Perhaps, but I have never encountered such a bug, and this kind of message interaction is rare. 

You are a lucky lucky human being. They may be rare compared to bugs overall, but they are on their own common enough to be a major downfall of most UI systems I've looked at, and a significant number of control systems, with significant coding expended to prevent those situations. In my observation, nearly zero programmers are able to recognize that a piece of code has a potential problem to even think about coding a defence. It's just too easy to fall into the trap of believing that two messages sent are sent atomically, before any receivers are able to do anything, and that undefended code can work for a long long time before sabotaging everything.

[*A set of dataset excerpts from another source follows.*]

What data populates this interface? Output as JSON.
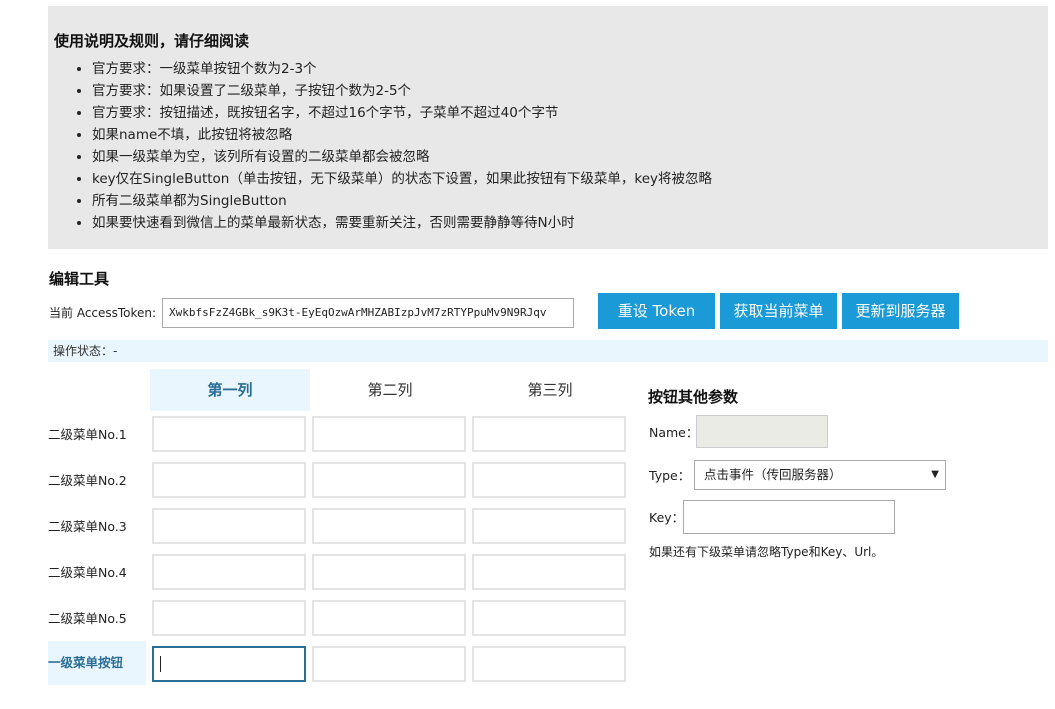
{
  "notice": {
    "title": "使用说明及规则，请仔细阅读",
    "items": [
      "官方要求：一级菜单按钮个数为2-3个",
      "官方要求：如果设置了二级菜单，子按钮个数为2-5个",
      "官方要求：按钮描述，既按钮名字，不超过16个字节，子菜单不超过40个字节",
      "如果name不填，此按钮将被忽略",
      "如果一级菜单为空，该列所有设置的二级菜单都会被忽略",
      "key仅在SingleButton（单击按钮，无下级菜单）的状态下设置，如果此按钮有下级菜单，key将被忽略",
      "所有二级菜单都为SingleButton",
      "如果要快速看到微信上的菜单最新状态，需要重新关注，否则需要静静等待N小时"
    ]
  },
  "editor": {
    "title": "编辑工具",
    "token_label": "当前 AccessToken:",
    "token_value": "XwkbfsFzZ4GBk_s9K3t-EyEqOzwArMHZABIzpJvM7zRTYPpuMv9N9RJqv",
    "buttons": {
      "reset_token": "重设 Token",
      "get_menu": "获取当前菜单",
      "update_server": "更新到服务器"
    },
    "status": "操作状态：-"
  },
  "grid": {
    "columns": [
      "第一列",
      "第二列",
      "第三列"
    ],
    "active_column": 0,
    "rows": [
      "二级菜单No.1",
      "二级菜单No.2",
      "二级菜单No.3",
      "二级菜单No.4",
      "二级菜单No.5",
      "一级菜单按钮"
    ],
    "active_row": 5
  },
  "params": {
    "title": "按钮其他参数",
    "name_label": "Name：",
    "name_value": "",
    "type_label": "Type：",
    "type_selected": "点击事件（传回服务器）",
    "key_label": "Key：",
    "key_value": "",
    "hint": "如果还有下级菜单请忽略Type和Key、Url。"
  },
  "colors": {
    "accent": "#1a9ad6",
    "active_bg": "#e9f6fd",
    "active_text": "#2a6e96",
    "notice_bg": "#e8e8e8"
  }
}
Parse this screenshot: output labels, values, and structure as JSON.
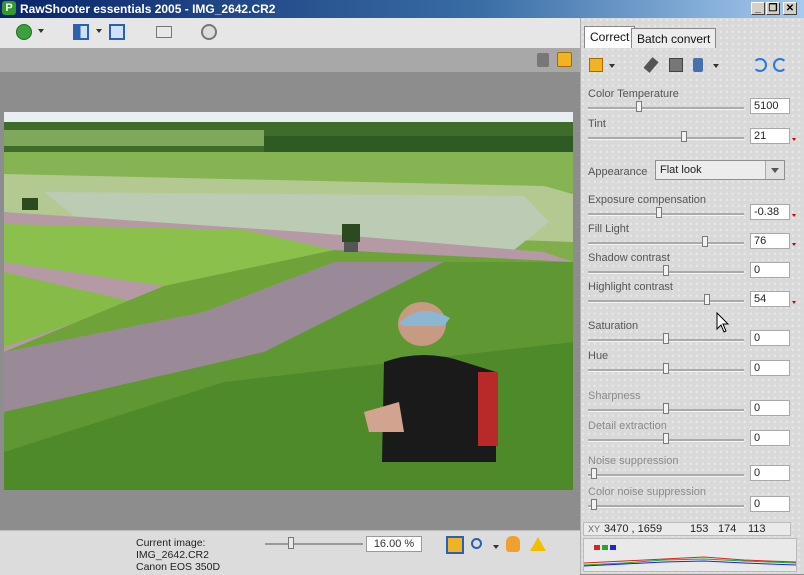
{
  "window": {
    "title": "RawShooter essentials 2005 - IMG_2642.CR2",
    "app_icon_letter": "P",
    "minimize": "_",
    "restore": "❐",
    "close": "✕"
  },
  "tabs": [
    {
      "label": "Correct",
      "active": true
    },
    {
      "label": "Batch convert",
      "active": false
    }
  ],
  "controls": [
    {
      "id": "color-temperature",
      "label": "Color Temperature",
      "value": "5100",
      "level": 0.32,
      "dim": false,
      "marker": false
    },
    {
      "id": "tint",
      "label": "Tint",
      "value": "21",
      "level": 0.62,
      "dim": false,
      "marker": true
    },
    {
      "id": "exposure-compensation",
      "label": "Exposure compensation",
      "value": "-0.38",
      "level": 0.45,
      "dim": false,
      "marker": true
    },
    {
      "id": "fill-light",
      "label": "Fill Light",
      "value": "76",
      "level": 0.76,
      "dim": false,
      "marker": true
    },
    {
      "id": "shadow-contrast",
      "label": "Shadow contrast",
      "value": "0",
      "level": 0.5,
      "dim": false,
      "marker": false
    },
    {
      "id": "highlight-contrast",
      "label": "Highlight contrast",
      "value": "54",
      "level": 0.77,
      "dim": false,
      "marker": true
    },
    {
      "id": "saturation",
      "label": "Saturation",
      "value": "0",
      "level": 0.5,
      "dim": false,
      "marker": false
    },
    {
      "id": "hue",
      "label": "Hue",
      "value": "0",
      "level": 0.5,
      "dim": false,
      "marker": false
    },
    {
      "id": "sharpness",
      "label": "Sharpness",
      "value": "0",
      "level": 0.5,
      "dim": true,
      "marker": false
    },
    {
      "id": "detail-extraction",
      "label": "Detail extraction",
      "value": "0",
      "level": 0.5,
      "dim": true,
      "marker": false
    },
    {
      "id": "noise-suppression",
      "label": "Noise suppression",
      "value": "0",
      "level": 0.02,
      "dim": true,
      "marker": false
    },
    {
      "id": "color-noise-suppression",
      "label": "Color noise suppression",
      "value": "0",
      "level": 0.02,
      "dim": true,
      "marker": false
    }
  ],
  "appearance": {
    "label": "Appearance",
    "value": "Flat look"
  },
  "readout": {
    "xy_label": "XY",
    "xy": "3470 , 1659",
    "r": "153",
    "g": "174",
    "b": "113"
  },
  "status": {
    "current_image_label": "Current image:",
    "filename": "IMG_2642.CR2",
    "camera": "Canon EOS 350D",
    "zoom": "16.00 %",
    "zoom_level": 0.28
  },
  "colors": {
    "accent": "#0a246a",
    "marker": "#cc0000",
    "panel_bg": "#d9d9d9"
  }
}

These kinds of race conditions -- the kind most programmers never even contemplate -- are the primary reason the AF exists. Any framework that casually admits such races is a lesser framework in my book. I realize that it is possible for reasonable, talented programmers to hold a contrary view. There are good arguments on the other side. I just don't think those arguments are sufficiently strong enough to overcome the downside of these types of problems.

My conclusion after years of working on this before

building the AF and confirmed in the years since:

Passing all messages along the tree solves way more problems than it causes, and any frustration the developer feels with having to jump through its hoops is trivial (no matter how big it seems at the time of development) compared to the frustration saved by not having to debug the other systems.